The Blue Ridge Horse Trials were the second recognized horse trials to go on the calendar at Tryon, and it was exciting to not only have a new local fall recognized horse trial, since the Five Points stopped offering a full HT below Prelim for the last few years.
I signed up for the BRHT mostly because A) they advertised said horse trial as having the XC on the WEG course and B) they were discounting the stabling by $100. The fact that I have yet to be refunded said $100 is… annoying. And we’ll see- if they don’t pay me back be sure I will pitch an absolute fit. Ahem, anyways.
We arrived the day before the competition, and after the more recent memories of the too-small stalls at KYHP, it was pretty much amazing to find that Jack looked normal sized in the stalls at TIEC. And not only that, but there were ample (read: more than I could use) hooks on the walls for the various accruements that come with traveling and horses- I was easily able to set up my water buckets, hay net, and stall guard without pulling out any of the normal Tom-foolery (aka double sided hooks and the like). Not only that, but each stall already had a fan built in (though I added my own since the temps were/are still in the 90s) but that was a wonderful and unexpected bonus.
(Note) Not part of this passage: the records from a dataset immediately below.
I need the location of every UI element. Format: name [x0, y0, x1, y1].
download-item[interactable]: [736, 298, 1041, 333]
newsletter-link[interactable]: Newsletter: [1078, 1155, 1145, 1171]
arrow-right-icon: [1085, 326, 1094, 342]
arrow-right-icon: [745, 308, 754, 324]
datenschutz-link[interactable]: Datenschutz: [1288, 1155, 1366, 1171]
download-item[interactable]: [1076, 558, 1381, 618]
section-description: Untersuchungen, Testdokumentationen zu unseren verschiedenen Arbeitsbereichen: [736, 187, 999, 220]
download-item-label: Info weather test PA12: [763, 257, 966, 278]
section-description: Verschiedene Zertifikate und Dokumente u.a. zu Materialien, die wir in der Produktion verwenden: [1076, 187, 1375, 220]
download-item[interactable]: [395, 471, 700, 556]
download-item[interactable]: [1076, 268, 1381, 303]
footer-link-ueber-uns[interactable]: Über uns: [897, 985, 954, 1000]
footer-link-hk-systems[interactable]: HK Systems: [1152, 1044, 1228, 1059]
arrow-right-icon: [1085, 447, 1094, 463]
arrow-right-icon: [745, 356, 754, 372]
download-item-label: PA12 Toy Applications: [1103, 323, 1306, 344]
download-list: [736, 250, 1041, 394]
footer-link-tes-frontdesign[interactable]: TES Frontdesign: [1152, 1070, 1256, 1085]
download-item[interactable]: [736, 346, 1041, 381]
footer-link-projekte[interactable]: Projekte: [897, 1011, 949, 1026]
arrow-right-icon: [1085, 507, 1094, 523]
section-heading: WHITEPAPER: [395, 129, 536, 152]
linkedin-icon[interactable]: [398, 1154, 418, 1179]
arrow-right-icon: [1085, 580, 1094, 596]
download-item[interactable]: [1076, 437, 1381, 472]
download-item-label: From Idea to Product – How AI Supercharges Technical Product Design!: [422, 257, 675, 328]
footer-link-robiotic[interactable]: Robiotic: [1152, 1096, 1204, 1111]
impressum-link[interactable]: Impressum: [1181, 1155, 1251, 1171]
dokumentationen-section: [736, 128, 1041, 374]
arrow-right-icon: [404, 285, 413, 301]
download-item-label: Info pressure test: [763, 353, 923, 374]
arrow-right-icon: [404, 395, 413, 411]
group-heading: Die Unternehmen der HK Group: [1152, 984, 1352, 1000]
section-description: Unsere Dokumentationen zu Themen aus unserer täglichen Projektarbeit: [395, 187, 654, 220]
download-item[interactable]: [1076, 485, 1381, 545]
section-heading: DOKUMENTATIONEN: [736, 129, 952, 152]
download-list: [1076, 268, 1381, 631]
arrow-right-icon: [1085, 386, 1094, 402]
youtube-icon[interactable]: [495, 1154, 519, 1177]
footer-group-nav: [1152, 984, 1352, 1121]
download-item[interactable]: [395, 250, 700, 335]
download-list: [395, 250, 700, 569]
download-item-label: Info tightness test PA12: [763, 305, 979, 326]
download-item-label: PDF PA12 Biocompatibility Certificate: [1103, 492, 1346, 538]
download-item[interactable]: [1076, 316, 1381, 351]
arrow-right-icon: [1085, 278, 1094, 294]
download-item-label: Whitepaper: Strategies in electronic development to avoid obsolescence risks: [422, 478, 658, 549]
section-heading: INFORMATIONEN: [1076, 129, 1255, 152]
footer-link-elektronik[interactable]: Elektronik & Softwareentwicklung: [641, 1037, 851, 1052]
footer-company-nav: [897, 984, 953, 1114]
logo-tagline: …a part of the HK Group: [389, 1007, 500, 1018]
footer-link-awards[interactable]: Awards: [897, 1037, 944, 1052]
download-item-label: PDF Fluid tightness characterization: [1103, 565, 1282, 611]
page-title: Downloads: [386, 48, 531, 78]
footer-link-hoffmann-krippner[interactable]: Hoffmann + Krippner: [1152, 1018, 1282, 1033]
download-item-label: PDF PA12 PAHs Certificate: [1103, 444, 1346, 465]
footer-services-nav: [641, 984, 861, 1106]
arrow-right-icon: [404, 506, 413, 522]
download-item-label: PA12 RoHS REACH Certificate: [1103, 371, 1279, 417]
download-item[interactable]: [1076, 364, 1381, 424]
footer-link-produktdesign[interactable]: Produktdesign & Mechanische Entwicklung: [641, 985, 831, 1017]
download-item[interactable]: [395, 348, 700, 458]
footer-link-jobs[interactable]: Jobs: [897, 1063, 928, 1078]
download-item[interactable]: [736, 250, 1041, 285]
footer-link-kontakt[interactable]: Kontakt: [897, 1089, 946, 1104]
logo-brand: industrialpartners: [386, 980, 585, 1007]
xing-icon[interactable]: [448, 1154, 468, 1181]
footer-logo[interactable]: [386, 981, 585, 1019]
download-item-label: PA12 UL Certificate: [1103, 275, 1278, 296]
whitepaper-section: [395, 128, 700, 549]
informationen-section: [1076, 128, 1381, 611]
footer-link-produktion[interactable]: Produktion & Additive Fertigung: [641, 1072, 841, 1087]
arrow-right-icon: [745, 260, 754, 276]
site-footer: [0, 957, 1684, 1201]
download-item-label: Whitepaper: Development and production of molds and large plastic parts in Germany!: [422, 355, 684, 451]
I walked Jack around the grounds to show him the way of things, since we don’t typically see such venues like Tryon, and he seemed to take it all in hand. The thing we seemed to dislike most was getting near the [previously named George Morris] Tryon Stadium, which has a pagoda for the humans, and high walls surrounding the warm up ring, as well as all sorts of jump standards being stored and trucks parked and in general, just lots to look at. Luckily the event was cornered off to one end of the facility, so this was not of consequence, but still got Jack a bit riled nonetheless.
The day of dressage (and showjumping, but that’s another post), I took him into a “temporary” tent ring to do our pre-ride, though much of this included watching a rather feral horse being lunged at one end. Once that horse left, I was less distracted and Jack gave me some really nice work (it’s occasionally my fault for being ADD/spooky, and I’ll own it in this case). Then a couple hours later I went out for my actual warm up for the test, giving ourselves 20 min to just refresh some of the things we’d been working on- namely the free walk, and transitions from walk-trot and trot-canter.
If I had to judge my test just as I finished it, I would have put it at a 27. And this is only based on the scores that I’ve had before- but I was really happy with the balance and the straightness, both things I have been working hard on at home. I decided to forego some of the ‘forward’ that I had in my AEC test because I felt like at times I was running him off his feet, and focused on using bend and geometry to put together the best test that had the most relaxation (or at least what was possible given the environment). So while I felt like it was good, I did not in any way expect that judge to like us quite as much as she did.
A 17.9, then, put us tied for 1st. As it happened, our partner in the tie was a familiar pair- they had schooled with us the day that I fell off the second time at Will Faudree’s amazing facility. Considering he’s gone intermediate, I am pretty okay with that!